Certainly, actor James Woods, a two-time Oscar nominee, three-time Emmy winner and often-outspoken conservative, isn’t sticking to acting. On Aug. 7, he took to Twitter, posting a green-tinged photo of Clinton — looking not unlike the Wicked Witch of the West — in a meme that asked “Who in hell is voting for this woman?”
Then, days later, Woods wrote, “She is not of this earth when it comes to the truth. She would lie about the color of the moon, just to lie.”
Susan Sarandon, who supported Bernie Sanders before and during the primary season — and who has rarely passed up an opportunity to share her political views — has also repeatedly attacked Clinton on talk shows and in print interviews over the candidate’s support of fracking and the Iraq War.
Sarandon has even chastised Sen. Elizabeth Warren for moving into the Clinton camp, saying that Clinton “represents everything (Warren) has fought against.”
Most voters are used to the political barbs they hear nightly from Jimmy Fallon, Stephen Colbert, Conan O’Brien and Jimmy Kimmel. And on “Saturday Night Live,” larger than life political caricatures (“I can see Russia from my house!”) are routine fare.
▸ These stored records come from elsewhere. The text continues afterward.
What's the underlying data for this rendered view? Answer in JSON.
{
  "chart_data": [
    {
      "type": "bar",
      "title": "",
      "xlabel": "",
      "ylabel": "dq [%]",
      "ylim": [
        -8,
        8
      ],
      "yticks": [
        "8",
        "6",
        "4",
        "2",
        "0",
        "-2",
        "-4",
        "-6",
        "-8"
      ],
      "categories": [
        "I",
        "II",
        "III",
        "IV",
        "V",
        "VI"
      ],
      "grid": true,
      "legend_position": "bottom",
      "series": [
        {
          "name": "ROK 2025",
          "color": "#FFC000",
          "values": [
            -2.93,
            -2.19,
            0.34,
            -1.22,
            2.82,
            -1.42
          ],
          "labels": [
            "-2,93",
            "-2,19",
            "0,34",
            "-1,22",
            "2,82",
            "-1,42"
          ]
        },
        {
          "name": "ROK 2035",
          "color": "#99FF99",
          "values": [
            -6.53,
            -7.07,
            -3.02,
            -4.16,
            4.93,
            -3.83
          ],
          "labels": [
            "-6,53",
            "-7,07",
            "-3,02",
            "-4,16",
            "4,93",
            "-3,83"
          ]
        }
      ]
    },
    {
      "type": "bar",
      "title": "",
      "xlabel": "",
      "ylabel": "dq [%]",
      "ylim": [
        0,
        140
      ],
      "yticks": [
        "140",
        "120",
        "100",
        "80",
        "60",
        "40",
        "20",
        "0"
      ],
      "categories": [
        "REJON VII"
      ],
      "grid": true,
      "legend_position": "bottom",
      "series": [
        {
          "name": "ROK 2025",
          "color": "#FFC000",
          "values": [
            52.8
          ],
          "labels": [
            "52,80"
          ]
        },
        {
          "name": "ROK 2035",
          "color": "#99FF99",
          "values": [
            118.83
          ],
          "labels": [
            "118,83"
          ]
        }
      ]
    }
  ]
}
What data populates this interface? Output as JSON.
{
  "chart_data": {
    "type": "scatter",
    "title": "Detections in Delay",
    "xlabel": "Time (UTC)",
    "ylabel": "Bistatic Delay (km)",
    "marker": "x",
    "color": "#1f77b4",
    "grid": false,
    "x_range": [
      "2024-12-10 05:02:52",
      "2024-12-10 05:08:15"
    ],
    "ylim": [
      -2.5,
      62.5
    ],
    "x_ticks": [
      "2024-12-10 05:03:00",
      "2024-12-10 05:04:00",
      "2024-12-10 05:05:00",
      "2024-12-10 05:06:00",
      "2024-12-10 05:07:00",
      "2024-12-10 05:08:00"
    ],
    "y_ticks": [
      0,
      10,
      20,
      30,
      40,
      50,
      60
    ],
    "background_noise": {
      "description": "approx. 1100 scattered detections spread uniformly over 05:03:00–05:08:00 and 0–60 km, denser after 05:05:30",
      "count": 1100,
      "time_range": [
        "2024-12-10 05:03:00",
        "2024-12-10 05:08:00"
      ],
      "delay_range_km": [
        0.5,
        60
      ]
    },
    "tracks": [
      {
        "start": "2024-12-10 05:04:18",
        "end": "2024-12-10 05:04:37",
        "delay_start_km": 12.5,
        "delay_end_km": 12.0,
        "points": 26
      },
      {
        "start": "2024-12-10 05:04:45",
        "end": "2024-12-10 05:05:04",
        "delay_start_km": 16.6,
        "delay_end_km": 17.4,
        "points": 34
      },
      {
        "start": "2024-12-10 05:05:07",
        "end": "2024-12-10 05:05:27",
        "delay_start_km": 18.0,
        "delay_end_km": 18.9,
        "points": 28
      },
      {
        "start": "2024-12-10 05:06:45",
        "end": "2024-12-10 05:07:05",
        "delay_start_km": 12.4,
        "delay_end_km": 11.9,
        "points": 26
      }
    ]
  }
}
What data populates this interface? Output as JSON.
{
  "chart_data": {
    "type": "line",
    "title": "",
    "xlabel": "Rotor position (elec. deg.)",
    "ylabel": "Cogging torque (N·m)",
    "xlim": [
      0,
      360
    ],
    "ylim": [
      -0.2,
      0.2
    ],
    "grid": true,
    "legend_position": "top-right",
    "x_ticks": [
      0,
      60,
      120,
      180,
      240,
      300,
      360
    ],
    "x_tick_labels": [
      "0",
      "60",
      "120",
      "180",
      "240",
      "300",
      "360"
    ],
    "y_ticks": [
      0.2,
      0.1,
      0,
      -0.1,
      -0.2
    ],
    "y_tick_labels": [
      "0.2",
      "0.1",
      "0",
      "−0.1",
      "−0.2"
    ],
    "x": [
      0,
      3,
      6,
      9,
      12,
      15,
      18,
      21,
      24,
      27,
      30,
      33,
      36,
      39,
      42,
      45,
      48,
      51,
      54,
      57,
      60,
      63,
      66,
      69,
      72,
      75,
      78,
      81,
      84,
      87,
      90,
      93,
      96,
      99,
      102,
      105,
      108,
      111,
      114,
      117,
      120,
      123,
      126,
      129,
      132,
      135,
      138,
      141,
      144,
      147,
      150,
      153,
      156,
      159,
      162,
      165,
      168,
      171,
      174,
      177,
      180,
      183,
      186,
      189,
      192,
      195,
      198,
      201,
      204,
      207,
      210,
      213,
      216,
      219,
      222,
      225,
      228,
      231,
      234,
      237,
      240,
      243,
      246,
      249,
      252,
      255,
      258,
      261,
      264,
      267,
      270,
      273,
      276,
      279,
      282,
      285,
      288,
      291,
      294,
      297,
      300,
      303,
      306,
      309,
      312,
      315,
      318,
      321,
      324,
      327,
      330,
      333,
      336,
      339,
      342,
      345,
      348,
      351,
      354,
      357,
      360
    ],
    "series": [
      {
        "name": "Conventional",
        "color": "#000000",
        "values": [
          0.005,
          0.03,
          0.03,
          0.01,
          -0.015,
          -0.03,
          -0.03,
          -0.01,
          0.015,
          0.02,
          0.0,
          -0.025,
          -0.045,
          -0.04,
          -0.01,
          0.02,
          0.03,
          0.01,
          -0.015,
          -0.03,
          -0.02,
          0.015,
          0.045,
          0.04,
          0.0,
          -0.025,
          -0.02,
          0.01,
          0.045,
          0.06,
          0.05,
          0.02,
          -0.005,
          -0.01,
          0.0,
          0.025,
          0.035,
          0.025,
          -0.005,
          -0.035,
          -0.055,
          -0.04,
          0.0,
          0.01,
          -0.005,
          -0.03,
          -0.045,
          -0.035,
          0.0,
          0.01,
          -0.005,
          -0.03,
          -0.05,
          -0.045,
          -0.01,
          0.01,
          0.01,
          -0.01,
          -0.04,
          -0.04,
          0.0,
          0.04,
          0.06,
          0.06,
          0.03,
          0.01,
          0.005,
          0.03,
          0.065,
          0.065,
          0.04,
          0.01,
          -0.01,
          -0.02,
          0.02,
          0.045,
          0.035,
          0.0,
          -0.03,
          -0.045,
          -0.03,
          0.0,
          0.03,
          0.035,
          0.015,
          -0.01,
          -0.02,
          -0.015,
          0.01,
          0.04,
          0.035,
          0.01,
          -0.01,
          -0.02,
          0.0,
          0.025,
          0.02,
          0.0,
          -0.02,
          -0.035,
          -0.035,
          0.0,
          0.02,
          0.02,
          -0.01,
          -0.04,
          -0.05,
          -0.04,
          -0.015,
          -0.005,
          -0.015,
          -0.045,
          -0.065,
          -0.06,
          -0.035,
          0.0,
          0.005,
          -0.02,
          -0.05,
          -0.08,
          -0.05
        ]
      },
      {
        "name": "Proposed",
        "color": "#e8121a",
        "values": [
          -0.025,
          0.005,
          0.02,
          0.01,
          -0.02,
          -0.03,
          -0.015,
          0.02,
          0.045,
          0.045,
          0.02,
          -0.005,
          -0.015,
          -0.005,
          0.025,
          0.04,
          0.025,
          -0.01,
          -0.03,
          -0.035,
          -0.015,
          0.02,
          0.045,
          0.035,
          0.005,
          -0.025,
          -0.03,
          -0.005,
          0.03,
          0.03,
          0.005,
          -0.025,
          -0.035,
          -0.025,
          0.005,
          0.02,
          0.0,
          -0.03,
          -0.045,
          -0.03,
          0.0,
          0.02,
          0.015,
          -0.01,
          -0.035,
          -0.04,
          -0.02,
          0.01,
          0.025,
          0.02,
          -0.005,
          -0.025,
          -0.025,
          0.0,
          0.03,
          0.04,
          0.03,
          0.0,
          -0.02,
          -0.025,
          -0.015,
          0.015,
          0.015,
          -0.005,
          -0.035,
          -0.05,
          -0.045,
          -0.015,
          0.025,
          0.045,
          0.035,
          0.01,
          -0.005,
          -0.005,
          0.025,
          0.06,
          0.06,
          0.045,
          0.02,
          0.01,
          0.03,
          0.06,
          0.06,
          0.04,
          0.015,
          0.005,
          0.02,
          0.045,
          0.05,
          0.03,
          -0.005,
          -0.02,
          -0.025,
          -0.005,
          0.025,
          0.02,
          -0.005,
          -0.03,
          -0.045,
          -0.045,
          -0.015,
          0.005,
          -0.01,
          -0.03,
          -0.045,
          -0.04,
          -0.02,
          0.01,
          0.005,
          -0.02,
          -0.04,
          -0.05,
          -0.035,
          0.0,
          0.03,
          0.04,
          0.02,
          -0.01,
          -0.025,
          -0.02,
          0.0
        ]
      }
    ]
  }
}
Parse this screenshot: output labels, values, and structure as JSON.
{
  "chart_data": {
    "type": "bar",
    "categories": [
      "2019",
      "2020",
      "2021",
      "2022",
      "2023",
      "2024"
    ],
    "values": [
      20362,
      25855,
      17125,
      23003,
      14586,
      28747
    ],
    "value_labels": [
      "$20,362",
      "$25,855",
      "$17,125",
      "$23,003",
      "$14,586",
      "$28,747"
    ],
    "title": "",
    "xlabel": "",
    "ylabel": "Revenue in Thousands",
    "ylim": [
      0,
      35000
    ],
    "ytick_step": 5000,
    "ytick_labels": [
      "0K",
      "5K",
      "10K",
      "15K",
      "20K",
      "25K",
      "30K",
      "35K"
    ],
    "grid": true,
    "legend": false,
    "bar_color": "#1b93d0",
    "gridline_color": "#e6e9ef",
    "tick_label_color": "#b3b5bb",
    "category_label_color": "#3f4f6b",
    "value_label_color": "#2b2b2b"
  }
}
But that doesn’t necessarily mean that people want to hear about politics during a concert, interview or awards ceremony.
Scott Blakeman, a political comedian who performs frequently in the Garden State and often appears as a commentator on NPR and cable news shows, notes that many performers, regularly promote their causes onstage. “And I think a true fan (doesn’t mind) as long as they sing their hits.”
But Blakeman added that, in his experience on the road, audiences are much more polarized than they used to be and this can have a huge effect on how they react to what a performer — even one they admire — says onstage. “Audiences,” he said, “are less likely to laugh at (these jokes) or accept the political views that they disagree with.”
Pundits on both sides agree that, as a presidential candidate, Trump’s celebrity has contributed to the enormous amount of media coverage he has received. In May alone, The New York Times reported, Trump earned $400 million worth of free media, roughly what Sen. John McCain spent on his entire presidential run eight years ago.
Still, the most curious thing about this race may be that, according to polls by Gallup and Survey Monkey, Clinton and Trump still rank among the worst-rated presidential candidates in American history — a situation that no celebrity-generated jokes or endorsements seems likely to change.